Encourage me to actually make this feature daily if it is of use to you. We should be highlighting clarifying items to family and friends throughout the day.
It’s only our first freedom and all.
Did you read Mark Rienzi, Catholic U professor and Becket Fund lawyer on the Catholic lawsuits yet? You can read him here. It is an important corrective to a lot of ridiculously inaccurate reporting.
Speaking of: Credit to the Times for at least publishing Baltimore Archbishop William Lori’s letter to the editor in response to its misleading editorial? Archbishop Lori writes:
“The Politics of Religion” (editorial, May 28) tries to turn a severe breach of the separation of church and state by the Department of Health and Human Services into a breach by the Roman Catholic Church. It plays down government coercion by describing the department as merely “including contraceptives in basic health care coverage,” omitting that the coverage is included by force, even over religious and moral objection.
Church entities are described as trying to “impose their dogma on society through the law,” but the Supreme Court decided long ago that laws cannot prohibit the sale or use of contraception. These suits do not challenge that, but instead whether church entities can be forced to facilitate and finance the exercise of that freedom.
You claim that forcing insurers, rather than employers directly, means “no employer involvement,” but self-insuring employers are the insurer, and for the rest, the employer still provides the plan that becomes the conduit for the coverage and pays the premiums.
If you haven’t already, do take a look at what Archbishop Lori had to say recently about this fight, at an Ethics and Public Policy Center dinner.
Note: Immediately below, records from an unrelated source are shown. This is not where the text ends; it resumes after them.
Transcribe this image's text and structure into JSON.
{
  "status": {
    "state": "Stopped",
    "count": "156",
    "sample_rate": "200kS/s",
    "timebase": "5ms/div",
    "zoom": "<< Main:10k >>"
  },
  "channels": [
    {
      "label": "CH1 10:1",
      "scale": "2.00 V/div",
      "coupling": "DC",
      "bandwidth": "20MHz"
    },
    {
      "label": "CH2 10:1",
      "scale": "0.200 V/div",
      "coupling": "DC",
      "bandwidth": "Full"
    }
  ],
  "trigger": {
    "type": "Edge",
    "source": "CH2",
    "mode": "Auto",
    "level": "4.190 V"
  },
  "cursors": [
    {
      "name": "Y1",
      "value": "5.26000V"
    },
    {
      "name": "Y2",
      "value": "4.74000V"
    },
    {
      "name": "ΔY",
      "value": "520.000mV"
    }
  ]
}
I wrote about it here.
Speaking of things I write, my syndicated column this week is on religious liberty and human dignity and that sex-selection abortion ban that failed (!) last week in the House of Representatives. You can read it here. (More on that in a bit … )
Salena Zito writes:
Worry about eroding religious freedom could sway Roman Catholic voters further away from President Obama, and the Catholic voting bloc typically predicts the winner in presidential elections, experts say.
But Dems are not going to let Catholic Obama voters go without a fight, she explains.
This is much bigger than Ds vs. Rs this time around, I hope everyone realizes.